Purpose: Dyssynergia Defecation (DD) is an underrecognized cause of chronic constipation (CC). DD occurs when a patient is unable to coordinate the abdominal wall muscles, puborectalis/anorectal angle, anal sphincter and pelvic floor in a manner which allows the normal passage of stool from the rectum. Though constipation related complaints such as reduced stool frequency, straining and a sensation of incomplete evacuation are common, DD patients also commonly endorse abdominal symptoms such discomfort, pain, cramping, and bloating. Whether abdominal symptoms improve with biofeedback training in DD patients is unclear. We aimed to assess the impact of biofeedback therapy on abdominal symptoms including discomfort, pain, cramping and bloating in DD patients. Methods: A retrospective analysis of prospectively collected data from 65 manometrically proven DD patients who received biofeedback therapy at a tertiary center between 2008 and 2012. Each patient completed the 12 item Patient Assessment of Constipation (PAC-SYM) symptom questionnaire during their initial and discharge visits.
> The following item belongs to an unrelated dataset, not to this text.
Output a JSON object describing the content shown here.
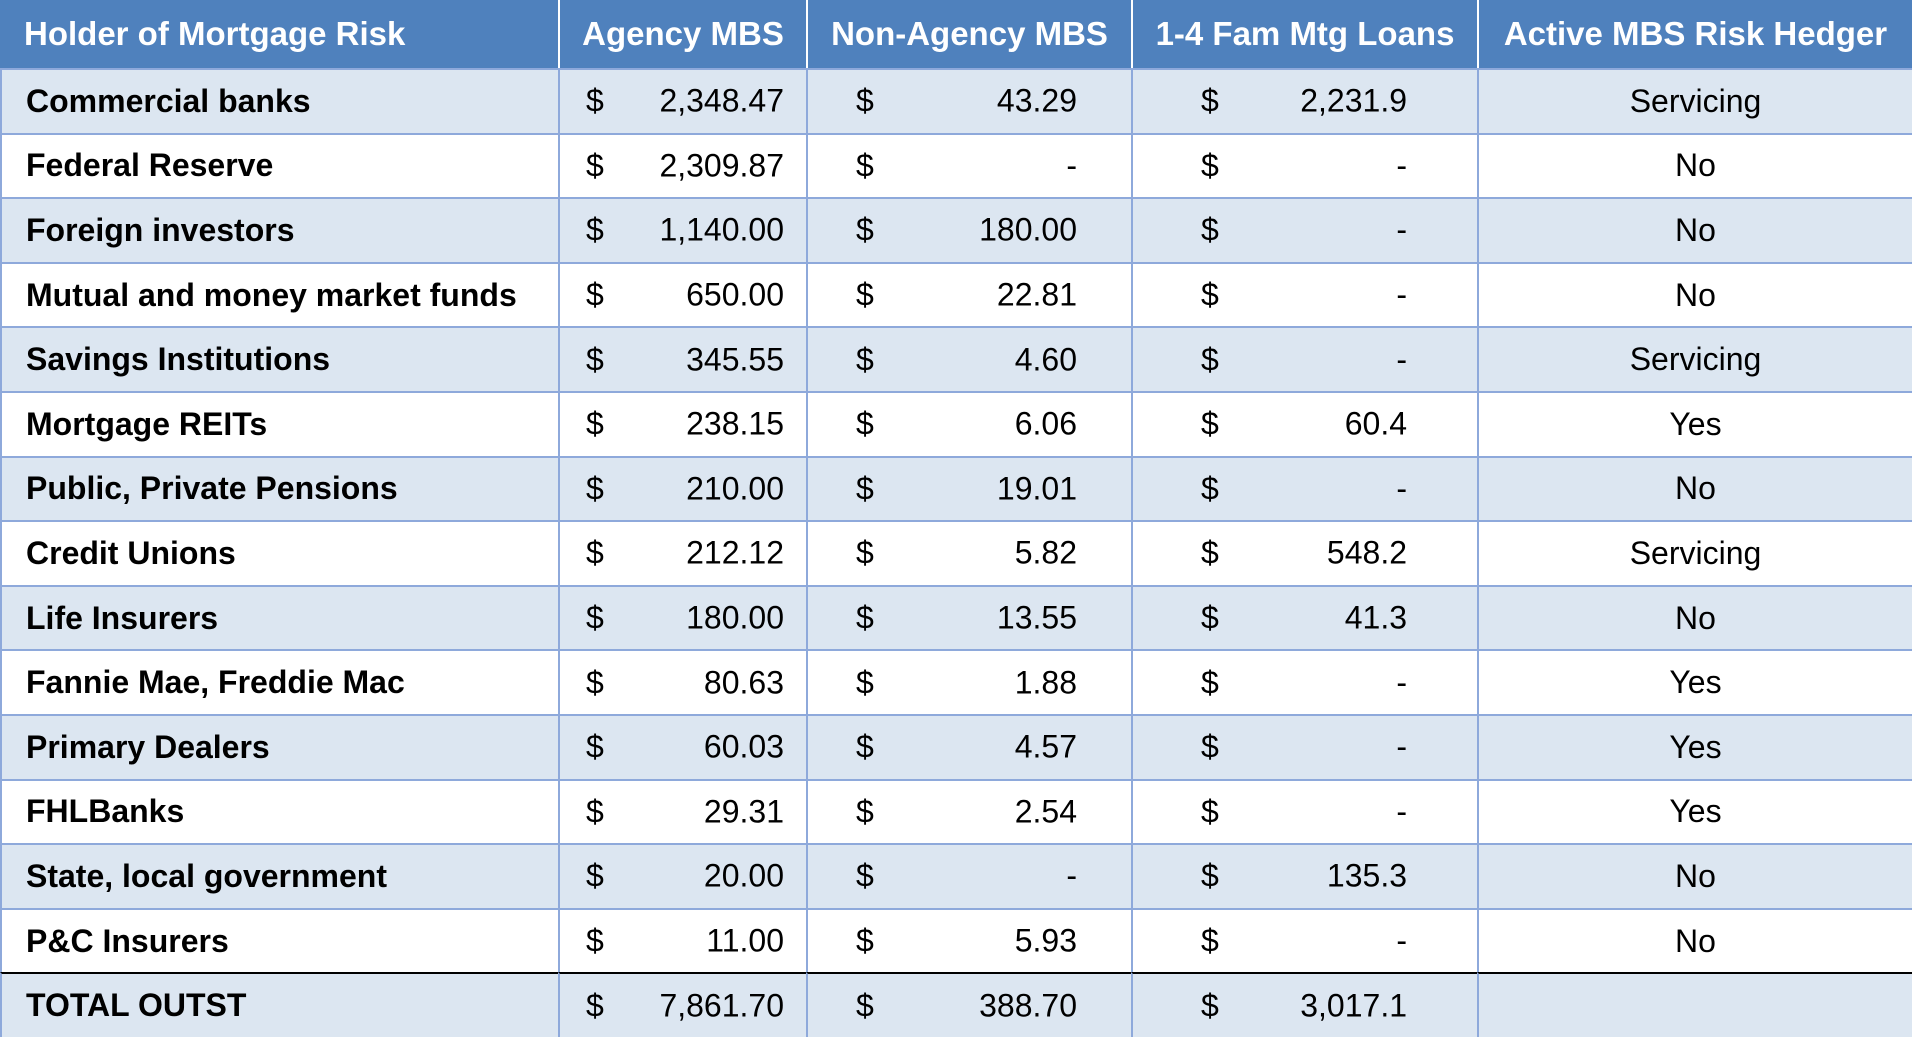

The PAC-SYM measures abdominal complaints, rectal and stool domains related in CC patients. Paired sample t-tests were performed on the summations of the PAC-SYM and for each of the 12 individual items. P-values less than 0.05 were considered statistically significant. Results: The mean age of the sample was 54 years. Over 70% of participants were female and Caucasian. Bowel related and abdominal symptoms were commonly reported by DD patients. There was a highly significant reduction in initial total PAC-SYM score (22.8) and the PAC-SYM score following PT (12.1) (p<0.001). While all bowel and stool related domains significantly improved, substantial benefits for abdominal symptoms were also observed (See Table 1).Table: Effect of biofeedback on abdominal symptomsConclusion: Patients with dyssynergic defecation commonly report abdominal symptoms. Like bowel related symptoms, abdominal symptoms such as discomfort, pain and bloating significantly improve following biofeedback training.